Ad Aosta pochi mesi fa è nata la prima esperienza di autoimprenditorialità di richiedenti protezione: quattro ragazzi hanno aperto un’azienda agricola, una società semplice, in collaborazione con l’Associazione di agricoltura biodinamica locale. Si chiama New Dream.
E poi c’è il problema della casa, un altro passaggio delicato in Valle d’Aosta: se trovano il lavoro, e una parte di essi lo trova, è poi difficile trovare casa, perché in pochi sono disposti ad affittare a stranieri.
Lo Sportello del piano di zona, assieme alla Prefettura, lavora assieme ai servizi di accoglienza e al Fami per fare da collettore delle persone in uscita dai vari servizi, tenendo insieme Cas, Sprar ed un servizio di seconda accoglienza partito da pochi mesi.

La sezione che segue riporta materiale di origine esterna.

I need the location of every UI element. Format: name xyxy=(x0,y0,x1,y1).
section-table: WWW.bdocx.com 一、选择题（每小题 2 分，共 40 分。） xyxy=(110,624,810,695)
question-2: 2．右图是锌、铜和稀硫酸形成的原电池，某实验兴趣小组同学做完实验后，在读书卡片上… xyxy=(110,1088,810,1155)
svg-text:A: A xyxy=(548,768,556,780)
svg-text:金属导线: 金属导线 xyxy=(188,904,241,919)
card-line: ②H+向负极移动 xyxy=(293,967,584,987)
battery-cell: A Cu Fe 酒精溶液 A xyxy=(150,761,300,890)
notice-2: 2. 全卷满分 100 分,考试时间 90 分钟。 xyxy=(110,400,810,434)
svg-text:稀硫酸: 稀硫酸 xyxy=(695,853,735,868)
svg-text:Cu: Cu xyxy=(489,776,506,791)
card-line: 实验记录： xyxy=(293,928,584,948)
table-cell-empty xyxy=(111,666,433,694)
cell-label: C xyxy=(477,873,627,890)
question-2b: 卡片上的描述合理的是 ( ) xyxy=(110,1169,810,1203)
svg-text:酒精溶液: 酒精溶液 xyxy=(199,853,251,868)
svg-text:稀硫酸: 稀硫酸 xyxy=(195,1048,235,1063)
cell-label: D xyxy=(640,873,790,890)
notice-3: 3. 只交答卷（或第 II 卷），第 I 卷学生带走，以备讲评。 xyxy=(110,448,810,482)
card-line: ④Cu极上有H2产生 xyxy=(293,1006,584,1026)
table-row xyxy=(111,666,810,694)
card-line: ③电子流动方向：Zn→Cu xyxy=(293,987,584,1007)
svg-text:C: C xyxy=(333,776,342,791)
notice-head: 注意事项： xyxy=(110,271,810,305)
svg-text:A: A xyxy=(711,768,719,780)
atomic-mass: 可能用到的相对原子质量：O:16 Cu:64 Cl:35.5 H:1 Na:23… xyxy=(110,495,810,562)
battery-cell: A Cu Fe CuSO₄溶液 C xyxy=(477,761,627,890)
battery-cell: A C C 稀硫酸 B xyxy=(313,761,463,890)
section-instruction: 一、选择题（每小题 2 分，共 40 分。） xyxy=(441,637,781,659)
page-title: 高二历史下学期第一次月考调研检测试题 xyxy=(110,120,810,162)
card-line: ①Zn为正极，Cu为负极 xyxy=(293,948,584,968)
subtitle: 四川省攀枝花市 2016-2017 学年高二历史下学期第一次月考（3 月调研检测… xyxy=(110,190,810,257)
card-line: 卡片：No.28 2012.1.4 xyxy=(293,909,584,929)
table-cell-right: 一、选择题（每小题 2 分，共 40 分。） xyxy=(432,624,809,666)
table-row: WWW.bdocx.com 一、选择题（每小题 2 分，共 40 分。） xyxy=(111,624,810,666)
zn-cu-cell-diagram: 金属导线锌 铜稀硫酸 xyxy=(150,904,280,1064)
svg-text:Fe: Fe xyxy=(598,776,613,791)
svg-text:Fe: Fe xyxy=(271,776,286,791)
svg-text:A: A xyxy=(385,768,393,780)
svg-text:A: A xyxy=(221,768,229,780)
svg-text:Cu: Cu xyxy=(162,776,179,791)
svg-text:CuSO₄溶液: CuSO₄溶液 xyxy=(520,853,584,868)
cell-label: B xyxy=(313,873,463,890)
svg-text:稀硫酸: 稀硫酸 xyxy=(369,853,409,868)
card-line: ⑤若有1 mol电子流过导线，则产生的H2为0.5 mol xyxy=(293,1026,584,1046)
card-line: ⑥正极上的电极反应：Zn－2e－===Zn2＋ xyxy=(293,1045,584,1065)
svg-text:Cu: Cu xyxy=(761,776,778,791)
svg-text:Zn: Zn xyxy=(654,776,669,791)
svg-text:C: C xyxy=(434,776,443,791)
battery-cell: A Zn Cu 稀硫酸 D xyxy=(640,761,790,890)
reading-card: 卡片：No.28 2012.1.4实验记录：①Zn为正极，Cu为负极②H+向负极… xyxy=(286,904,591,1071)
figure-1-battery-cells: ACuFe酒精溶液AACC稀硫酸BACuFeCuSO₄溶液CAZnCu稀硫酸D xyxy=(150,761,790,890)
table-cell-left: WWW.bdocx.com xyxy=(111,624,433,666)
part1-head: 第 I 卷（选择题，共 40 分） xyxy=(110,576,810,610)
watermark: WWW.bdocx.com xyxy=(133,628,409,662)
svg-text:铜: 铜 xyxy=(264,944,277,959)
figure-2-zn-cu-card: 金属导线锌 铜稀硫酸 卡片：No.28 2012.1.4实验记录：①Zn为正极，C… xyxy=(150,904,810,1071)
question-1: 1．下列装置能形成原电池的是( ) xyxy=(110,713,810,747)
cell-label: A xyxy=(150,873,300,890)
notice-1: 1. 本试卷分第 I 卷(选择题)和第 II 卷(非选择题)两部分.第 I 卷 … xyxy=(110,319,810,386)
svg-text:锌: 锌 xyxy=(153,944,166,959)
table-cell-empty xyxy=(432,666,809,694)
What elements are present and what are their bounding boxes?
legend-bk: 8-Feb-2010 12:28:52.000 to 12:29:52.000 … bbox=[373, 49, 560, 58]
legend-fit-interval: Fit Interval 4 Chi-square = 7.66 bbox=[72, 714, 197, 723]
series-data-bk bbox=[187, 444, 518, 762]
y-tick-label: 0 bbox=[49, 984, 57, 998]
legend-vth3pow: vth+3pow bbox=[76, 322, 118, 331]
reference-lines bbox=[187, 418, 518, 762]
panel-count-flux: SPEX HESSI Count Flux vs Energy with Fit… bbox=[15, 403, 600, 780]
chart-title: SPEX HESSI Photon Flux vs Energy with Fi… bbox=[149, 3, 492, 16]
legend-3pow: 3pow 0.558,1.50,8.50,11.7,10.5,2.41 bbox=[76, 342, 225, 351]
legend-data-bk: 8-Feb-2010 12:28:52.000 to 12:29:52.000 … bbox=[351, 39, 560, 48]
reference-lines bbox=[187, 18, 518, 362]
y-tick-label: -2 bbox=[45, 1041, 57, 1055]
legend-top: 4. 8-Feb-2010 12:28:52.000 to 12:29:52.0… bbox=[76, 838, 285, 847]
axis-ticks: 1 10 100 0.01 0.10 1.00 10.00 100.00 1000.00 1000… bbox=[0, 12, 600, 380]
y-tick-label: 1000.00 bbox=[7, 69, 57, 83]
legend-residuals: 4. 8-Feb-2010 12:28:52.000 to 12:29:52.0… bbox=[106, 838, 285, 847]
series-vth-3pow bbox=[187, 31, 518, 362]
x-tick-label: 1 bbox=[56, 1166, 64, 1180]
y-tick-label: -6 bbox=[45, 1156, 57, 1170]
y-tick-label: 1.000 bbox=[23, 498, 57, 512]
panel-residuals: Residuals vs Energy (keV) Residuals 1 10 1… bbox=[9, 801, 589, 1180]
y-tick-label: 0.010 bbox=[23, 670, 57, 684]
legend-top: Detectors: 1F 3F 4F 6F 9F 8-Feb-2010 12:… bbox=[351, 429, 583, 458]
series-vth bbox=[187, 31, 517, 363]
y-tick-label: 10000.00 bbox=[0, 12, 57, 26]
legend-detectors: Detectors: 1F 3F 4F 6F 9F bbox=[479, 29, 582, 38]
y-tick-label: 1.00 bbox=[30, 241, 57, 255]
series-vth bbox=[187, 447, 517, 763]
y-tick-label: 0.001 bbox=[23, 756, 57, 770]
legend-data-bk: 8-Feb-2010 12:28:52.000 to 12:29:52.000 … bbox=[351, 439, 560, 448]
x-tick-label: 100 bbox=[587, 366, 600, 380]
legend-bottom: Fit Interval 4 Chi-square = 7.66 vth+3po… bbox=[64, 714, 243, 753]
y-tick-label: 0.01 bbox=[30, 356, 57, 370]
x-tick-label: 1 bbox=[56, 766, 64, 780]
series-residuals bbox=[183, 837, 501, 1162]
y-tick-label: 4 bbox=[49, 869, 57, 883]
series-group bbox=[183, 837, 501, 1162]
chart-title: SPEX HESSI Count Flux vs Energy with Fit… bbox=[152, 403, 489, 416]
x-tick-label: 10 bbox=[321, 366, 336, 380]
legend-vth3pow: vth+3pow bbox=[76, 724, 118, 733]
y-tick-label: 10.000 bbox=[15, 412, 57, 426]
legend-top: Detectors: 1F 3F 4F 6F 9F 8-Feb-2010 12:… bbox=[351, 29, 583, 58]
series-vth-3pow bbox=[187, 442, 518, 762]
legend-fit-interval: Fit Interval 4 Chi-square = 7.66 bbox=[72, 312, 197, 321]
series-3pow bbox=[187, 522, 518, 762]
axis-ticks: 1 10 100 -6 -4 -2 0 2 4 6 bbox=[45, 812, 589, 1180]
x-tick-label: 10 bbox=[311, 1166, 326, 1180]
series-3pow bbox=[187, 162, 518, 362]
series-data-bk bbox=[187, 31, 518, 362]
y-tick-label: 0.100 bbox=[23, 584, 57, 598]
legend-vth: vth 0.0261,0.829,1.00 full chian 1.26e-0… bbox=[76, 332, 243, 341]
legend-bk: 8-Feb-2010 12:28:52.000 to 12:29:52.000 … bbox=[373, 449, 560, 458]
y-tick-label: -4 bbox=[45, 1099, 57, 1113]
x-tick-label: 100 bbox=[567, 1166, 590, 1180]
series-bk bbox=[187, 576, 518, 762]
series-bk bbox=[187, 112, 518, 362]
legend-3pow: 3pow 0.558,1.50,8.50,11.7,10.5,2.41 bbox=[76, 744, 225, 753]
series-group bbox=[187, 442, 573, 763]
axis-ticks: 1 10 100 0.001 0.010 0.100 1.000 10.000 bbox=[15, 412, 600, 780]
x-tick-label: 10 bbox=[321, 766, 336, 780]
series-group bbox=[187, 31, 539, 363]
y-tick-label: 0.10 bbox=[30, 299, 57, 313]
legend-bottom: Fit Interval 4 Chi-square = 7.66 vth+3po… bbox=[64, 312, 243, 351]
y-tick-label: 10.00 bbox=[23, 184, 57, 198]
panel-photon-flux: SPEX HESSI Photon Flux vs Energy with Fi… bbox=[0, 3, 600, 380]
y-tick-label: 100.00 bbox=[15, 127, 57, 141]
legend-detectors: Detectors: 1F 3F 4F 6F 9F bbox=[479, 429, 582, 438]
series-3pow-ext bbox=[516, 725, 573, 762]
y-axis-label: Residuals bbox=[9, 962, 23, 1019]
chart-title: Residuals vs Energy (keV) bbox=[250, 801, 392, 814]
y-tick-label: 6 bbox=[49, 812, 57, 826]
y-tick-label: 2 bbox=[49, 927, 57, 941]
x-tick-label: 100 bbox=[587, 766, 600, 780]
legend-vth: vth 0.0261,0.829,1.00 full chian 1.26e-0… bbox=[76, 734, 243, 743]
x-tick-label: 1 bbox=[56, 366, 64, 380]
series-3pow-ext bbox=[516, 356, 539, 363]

New Dream: progetto di autoimprenditorialità
E’ un’azienda agricola che lavora sull’agricoltura biodinamica, all’interno di un terreno che la Regione ha dato in gestione all’Associazione Biodinamica locale. L’associazione ha tenuto un pezzettino del terreno per realizzare un orto didattico per le scuole, e il resto l’ha affidato all’azienda agricola. Il venerdì pomeriggio c’è il mercato bio ad Aosta, con diverse associazioni del territorio, e l’azienda agricola tiene un banchetto per vendere i suoi prodotti. L’azienda è costituita da 4 soci, tutti stranieri. «C’è ancora bisogno di un grosso sostegno della rete dei volontari intorno – spiega Silvia Squarzino – ma la realtà è neonata, e siamo alla prima stagione produttiva. Hanno ancora qualche problema ad esempio nella definizione dei prezzi, nella scelta delle nuove colture, nella commercializzazione dei prodotti , nelle pratiche amministrative e nel dividersi gli incassi. Infatti, per ora, la cassa la gestiamo noi in cooperativa, cercando di mediare tra i soci». Nella speranza che in futuro i neoagricoltori riescano a gestirsi autonomamente.
Un bilancio complessivo
Dal 2014 a oggi, nei progetti Cas sono passate circa 500 persone e in quello Sprar 21. Di questi circa 110 sono sul territorio con casa e lavoro. Un altro centinaio ci sta provando, tra tirocini e attività di volontariato. Gli altri se ne sono andati.
Per quanto riguarda le persone impiegate direttamente nella gestione dei progetti, sul sistema dell’accoglienza Cas lavorano una quarantina di persone, sullo Sprar 5, per un totale di 45 posti di lavoro.
La cosa che auspicano le due operatrici è che possa svilupparsi un piano regionale sul tema delle accoglienze, di modo che si possa sviluppare un modello integrato e diffuso sul territorio, anche alla luce dei nuovi risultati politici.